My mom used to say that what she earned fed, clothed, sheltered and put us to school, while my father’s salary was used to buy Yakult. And she said this without bitterness or arrogance because it happened to be the truth. She provided for us financially, while my father gave us not only Yakult but also ice cream, bear hugs and checked up on us while our mother was out for another emergency call.
Marriage is a partnership and it was just by chance that the nature of my mom’s occupation made her the family’s main breadwinner, while my father, although not as flush with cash, was blessed with the time to attend to his children while pursuing a career in government.
I’m not really sure if they planned it that way, or if it just happened and they rode along with it, but that was the way it was. Now I find myself in the same situation, and although some well-meaning friends tell me that it is the husband’s duty to provide for the family because having it the other way around will not only cause him to doubt himself, but will also go against God’s plan, I only need to look at my own parents to know that that is a flat out lie.

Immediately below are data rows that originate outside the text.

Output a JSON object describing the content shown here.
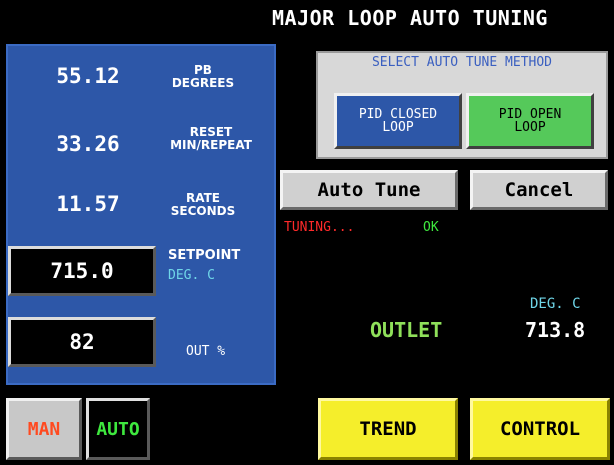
{
  "title": "MAJOR LOOP AUTO TUNING",
  "params": {
    "pb": {
      "value": "55.12",
      "label_1": "PB",
      "label_2": "DEGREES"
    },
    "reset": {
      "value": "33.26",
      "label_1": "RESET",
      "label_2": "MIN/REPEAT"
    },
    "rate": {
      "value": "11.57",
      "label_1": "RATE",
      "label_2": "SECONDS"
    }
  },
  "setpoint": {
    "value": "715.0",
    "label": "SETPOINT",
    "unit": "DEG. C"
  },
  "out": {
    "value": "82",
    "label": "OUT %"
  },
  "method": {
    "title": "SELECT AUTO TUNE METHOD",
    "closed_1": "PID CLOSED",
    "closed_2": "LOOP",
    "open_1": "PID OPEN",
    "open_2": "LOOP"
  },
  "actions": {
    "auto_tune": "Auto Tune",
    "cancel": "Cancel"
  },
  "status": {
    "tuning": "TUNING...",
    "ok": "OK"
  },
  "outlet": {
    "label": "OUTLET",
    "unit": "DEG. C",
    "value": "713.8"
  },
  "modes": {
    "man": "MAN",
    "auto": "AUTO"
  },
  "nav": {
    "trend": "TREND",
    "control": "CONTROL"
  },
  "colors": {
    "panel_blue": "#2d57a8",
    "closed_loop_btn": "#2d57a8",
    "open_loop_btn": "#55c95a",
    "status_red": "#ff2a2a",
    "status_green": "#3ee83e",
    "outlet_green": "#8fe05a",
    "unit_cyan": "#6fd6e8",
    "yellow": "#f5ee2b"
  }
}
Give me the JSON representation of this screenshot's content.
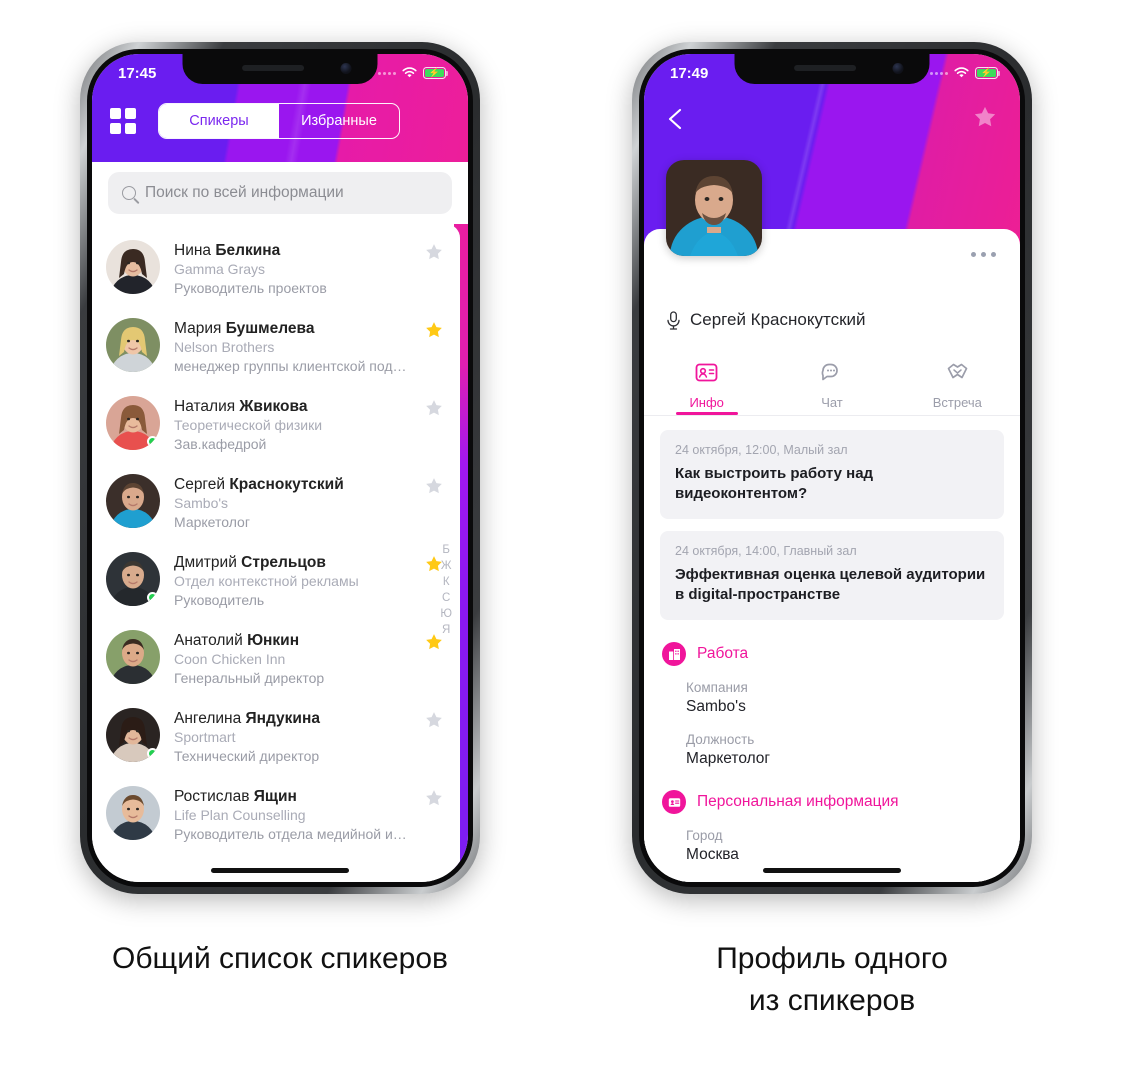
{
  "colors": {
    "purple": "#6a1df0",
    "violet": "#9a16ef",
    "magenta": "#ed1e9a",
    "pink_accent": "#f0159b",
    "star_on": "#ffc915",
    "star_off": "#d6d8df",
    "online_dot": "#22d050"
  },
  "left_phone": {
    "status": {
      "time": "17:45",
      "wifi_icon": "wifi-icon",
      "battery_icon": "battery-charging-icon"
    },
    "topbar": {
      "grid_icon": "grid-menu-icon",
      "segments": [
        {
          "label": "Спикеры",
          "active": true
        },
        {
          "label": "Избранные",
          "active": false
        }
      ]
    },
    "search": {
      "placeholder": "Поиск по всей информации",
      "icon": "search-icon"
    },
    "alphabet_index": [
      "Б",
      "Ж",
      "К",
      "С",
      "Ю",
      "Я"
    ],
    "speakers": [
      {
        "first": "Нина ",
        "last": "Белкина",
        "company": "Gamma Grays",
        "position": "Руководитель проектов",
        "favorite": false,
        "online": false
      },
      {
        "first": "Мария ",
        "last": "Бушмелева",
        "company": "Nelson Brothers",
        "position": "менеджер группы клиентской под…",
        "favorite": true,
        "online": false
      },
      {
        "first": "Наталия ",
        "last": "Жвикова",
        "company": "Теоретической физики",
        "position": "Зав.кафедрой",
        "favorite": false,
        "online": true
      },
      {
        "first": "Сергей ",
        "last": "Краснокутский",
        "company": "Sambo's",
        "position": "Маркетолог",
        "favorite": false,
        "online": false
      },
      {
        "first": "Дмитрий ",
        "last": "Стрельцов",
        "company": "Отдел контекстной рекламы",
        "position": "Руководитель",
        "favorite": true,
        "online": true
      },
      {
        "first": "Анатолий ",
        "last": "Юнкин",
        "company": "Coon Chicken Inn",
        "position": "Генеральный директор",
        "favorite": true,
        "online": false
      },
      {
        "first": "Ангелина ",
        "last": "Яндукина",
        "company": "Sportmart",
        "position": "Технический директор",
        "favorite": false,
        "online": true
      },
      {
        "first": "Ростислав ",
        "last": "Ящин",
        "company": "Life Plan Counselling",
        "position": "Руководитель отдела медийной и…",
        "favorite": false,
        "online": false
      }
    ]
  },
  "right_phone": {
    "status": {
      "time": "17:49",
      "wifi_icon": "wifi-icon",
      "battery_icon": "battery-charging-icon"
    },
    "back_icon": "back-arrow-icon",
    "favorite_icon": "star-icon",
    "more_icon": "more-options-icon",
    "avatar_name": "Сергей Краснокутский",
    "name_icon": "microphone-icon",
    "tabs": [
      {
        "label": "Инфо",
        "icon": "id-card-icon",
        "active": true
      },
      {
        "label": "Чат",
        "icon": "chat-bubble-icon",
        "active": false
      },
      {
        "label": "Встреча",
        "icon": "handshake-icon",
        "active": false
      }
    ],
    "sessions": [
      {
        "meta": "24 октября, 12:00, Малый зал",
        "title": "Как выстроить работу над видеоконтентом?"
      },
      {
        "meta": "24 октября, 14:00, Главный зал",
        "title": "Эффективная оценка целевой аудитории в digital-пространстве"
      }
    ],
    "sections": [
      {
        "title": "Работа",
        "icon": "building-icon",
        "fields": [
          {
            "key": "Компания",
            "value": "Sambo's"
          },
          {
            "key": "Должность",
            "value": "Маркетолог"
          }
        ]
      },
      {
        "title": "Персональная информация",
        "icon": "id-badge-icon",
        "fields": [
          {
            "key": "Город",
            "value": "Москва"
          }
        ]
      }
    ]
  },
  "captions": {
    "left": "Общий список спикеров",
    "right": "Профиль одного\nиз спикеров"
  }
}
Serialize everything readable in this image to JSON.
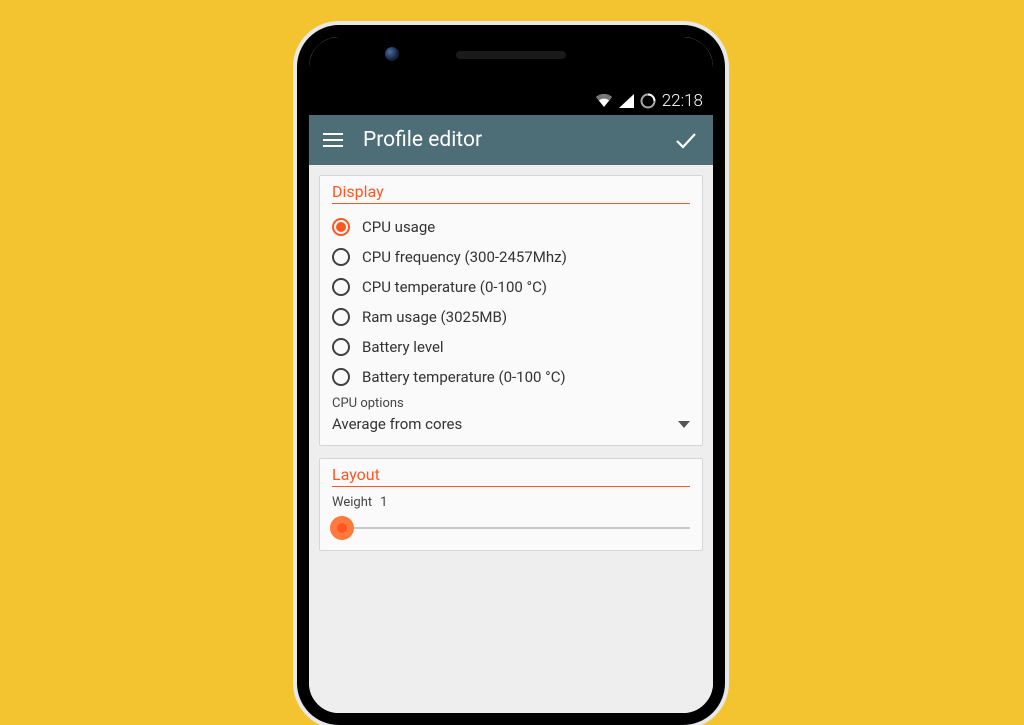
{
  "status": {
    "time": "22:18"
  },
  "appbar": {
    "title": "Profile editor"
  },
  "display": {
    "section_title": "Display",
    "options": [
      "CPU usage",
      "CPU frequency (300-2457Mhz)",
      "CPU temperature (0-100 °C)",
      "Ram usage (3025MB)",
      "Battery level",
      "Battery temperature (0-100 °C)"
    ],
    "selected_index": 0,
    "cpu_options_label": "CPU options",
    "cpu_options_value": "Average from cores"
  },
  "layout": {
    "section_title": "Layout",
    "weight_label": "Weight",
    "weight_value": "1"
  }
}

Everyday, I am amazed at how similar my husband and father really are. They both do not subscribe to ridiculous macho ideals and are secure enough not to be affected with such an “abnormal” set-up.
We all have roles to play and now aside from looking like my mother, I also ended up picking up where she left off. I tried to deny it, but yes, I am my mother’s daughter through and through. And I wouldn’t have it any other way.
It might not be the norm, but this is our normal.